Closing Costs
There are two sets of costs involved on a refinance. The first set is the actual “closing costs” to process, approve, close and record the loan. These costs are paid to ‘third parties’, such as appraisers and credit bureaus, which performed part of the necessary tasks required for loan approval.
In order to determine how long it takes to recoup the up-front closing costs, you can take your monthly savings and divide into the closing costs. The typical rule of thumb is that a borrower can recover their costs within 8-21 months.
Example: Monthly savings on new loan: $129/month
Total closing costs: $1617
$1617 divided by $129 = 12.5 months to recoup
You can either roll the closing costs back into your loan balance, if the loan to value position is within guidelines, or you can pay them at closing.
Escrow Account
The second set monies required is the expense to set up your “escrow” account, and the expense of any interest due on your new loan from the day of closing to the end of the month.
The new escrow account will be set up to pay the annual taxes and insurance when they come due. Homeowner’s insurance will be due annually, typically on the anniversary date of your original closing. Real Estate taxes are due either annually or bi-annually. Taxes are paid in “arrears”, which means you are paying for the previous 6 or 12 months.
In Kansas: Taxes are due in May and December.
May is for the 2nd half of the previous tax year.
December is for the 1st half of the current year.
In Missouri: Taxes are due in December for the previous year.

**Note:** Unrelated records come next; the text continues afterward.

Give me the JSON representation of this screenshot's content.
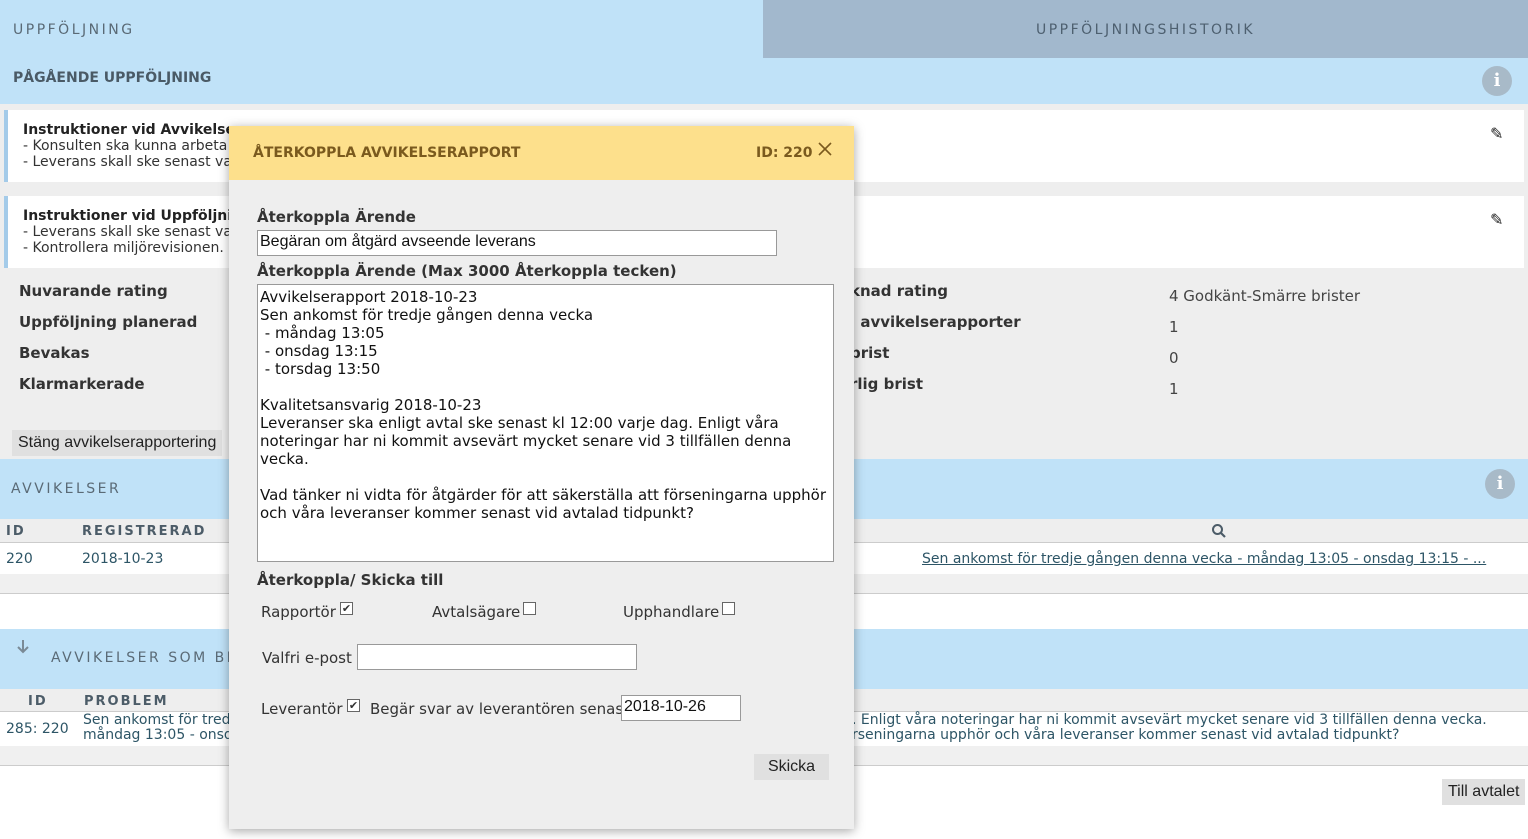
{
  "tabs": {
    "followup": "UPPFÖLJNING",
    "history": "UPPFÖLJNINGSHISTORIK"
  },
  "ongoing": {
    "title": "PÅGÅENDE UPPFÖLJNING"
  },
  "cards": [
    {
      "title": "Instruktioner vid Avvikelse",
      "line1": "- Konsulten ska kunna arbeta",
      "line2": "- Leverans skall ske senast va"
    },
    {
      "title": "Instruktioner vid Uppföljnin",
      "line1": "- Leverans skall ske senast va",
      "line2": "- Kontrollera miljörevisionen. I"
    }
  ],
  "stats_left": {
    "current_rating": "Nuvarande rating",
    "planned": "Uppföljning planerad",
    "watched": "Bevakas",
    "marked_done": "Klarmarkerade"
  },
  "stats_right": {
    "labels": [
      "knad rating",
      "l avvikelserapporter",
      "brist",
      "rlig brist"
    ],
    "values": [
      "4 Godkänt-Smärre brister",
      "1",
      "0",
      "1"
    ]
  },
  "close_reporting_button": "Stäng avvikelserapportering",
  "deviations": {
    "title": "AVVIKELSER",
    "col_id": "ID",
    "col_registered": "REGISTRERAD",
    "rows": [
      {
        "id": "220",
        "date": "2018-10-23",
        "link": "Sen ankomst för tredje gången denna vecka - måndag 13:05 - onsdag 13:15 - ..."
      }
    ]
  },
  "deviations_handled": {
    "title": "AVVIKELSER SOM BE",
    "col_id": "ID",
    "col_problem": "PROBLEM",
    "rows": [
      {
        "id": "285: 220",
        "left_line1": "Sen ankomst för tred",
        "left_line2": "måndag 13:05 - onsd",
        "right_line1": ". Enligt våra noteringar har ni kommit avsevärt mycket senare vid 3 tillfällen denna vecka.",
        "right_line2": "rseningarna upphör och våra leveranser kommer senast vid avtalad tidpunkt?"
      }
    ]
  },
  "to_agreement_button": "Till avtalet",
  "modal": {
    "title": "ÅTERKOPPLA AVVIKELSERAPPORT",
    "id_label": "ID: 220",
    "subject_label": "Återkoppla Ärende",
    "subject_value": "Begäran om åtgärd avseende leverans",
    "body_label": "Återkoppla Ärende (Max 3000 Återkoppla tecken)",
    "body_value": "Avvikelserapport 2018-10-23\nSen ankomst för tredje gången denna vecka\n - måndag 13:05\n - onsdag 13:15\n - torsdag 13:50\n\nKvalitetsansvarig 2018-10-23\nLeveranser ska enligt avtal ske senast kl 12:00 varje dag. Enligt våra noteringar har ni kommit avsevärt mycket senare vid 3 tillfällen denna vecka.\n\nVad tänker ni vidta för åtgärder för att säkerställa att förseningarna upphör och våra leveranser kommer senast vid avtalad tidpunkt?",
    "send_to_label": "Återkoppla/ Skicka till",
    "recipients": [
      {
        "label": "Rapportör",
        "checked": true
      },
      {
        "label": "Avtalsägare",
        "checked": false
      },
      {
        "label": "Upphandlare",
        "checked": false
      }
    ],
    "email_label": "Valfri e-post",
    "email_value": "",
    "supplier_label": "Leverantör",
    "supplier_checked": true,
    "reply_by_label": "Begär svar av leverantören senast",
    "reply_by_value": "2018-10-26",
    "send_button": "Skicka",
    "check_mark": "✔"
  },
  "icons": {
    "info": "info-icon",
    "pencil": "pencil-icon",
    "search": "search-icon",
    "arrow_down": "arrow-down-icon",
    "close": "close-icon"
  }
}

The Real Estate Settlement Procedures Act, or RESPA, allows the lender to set up your escrow account so that is enough money to pay what is due, plus 2 months of reserves. The lender wants to begin your new escrow account with a 2-3 month cushion of taxes and insurance. They will also want to pay the renewals when they are due, and for that reason, the amount collected at your closing may be more than 2 months.
If your current lender is escrowing for taxes and insurance, that balance will be refunded to you AFTER your new loan closing. Since the new escrow account will be offset by the refund, you may or may not want to roll those costs back into your new loan. It is a personal preference. You can obtain your current escrow balance either on your monthly payment statement or by contacting the lender.
Pre-Paid Interest
Your first payment on the new loan will be a minimum of 30 days from the closing. Interest on a loan is paid “in arrears” which means you are paying for the previous month of interest. For example, a July 1 payment is for the June interest accrual. The first payment must have a full month of interest in it.
Depending upon the actual closing date of your loan, there may be some “prorated” interest due at closing. If you are not closing on the 1st of the month, there could be 1-30 days of interest collected; depending upon the day of the month you close. . This is also NOT a cost of refinancing, but the interest on the new loan. [Paying this pro-rated interest on a refinance offsets the higher rate of interest you would be accumulated daily on your old loan].
The same number of days would have been paid on the old loan, if you were not refinancing.
Examples:
November 18th closing.
First payment due January 1st with the payment having a full month of December interest in it. The interest on the new loan begins at closing, November 18th, so there will be 13 days of interest due, from November 18-30th.
April 29th closing date.
First payment due June 1st. Two days of prepaid interest collected at closing, for April 29-30th.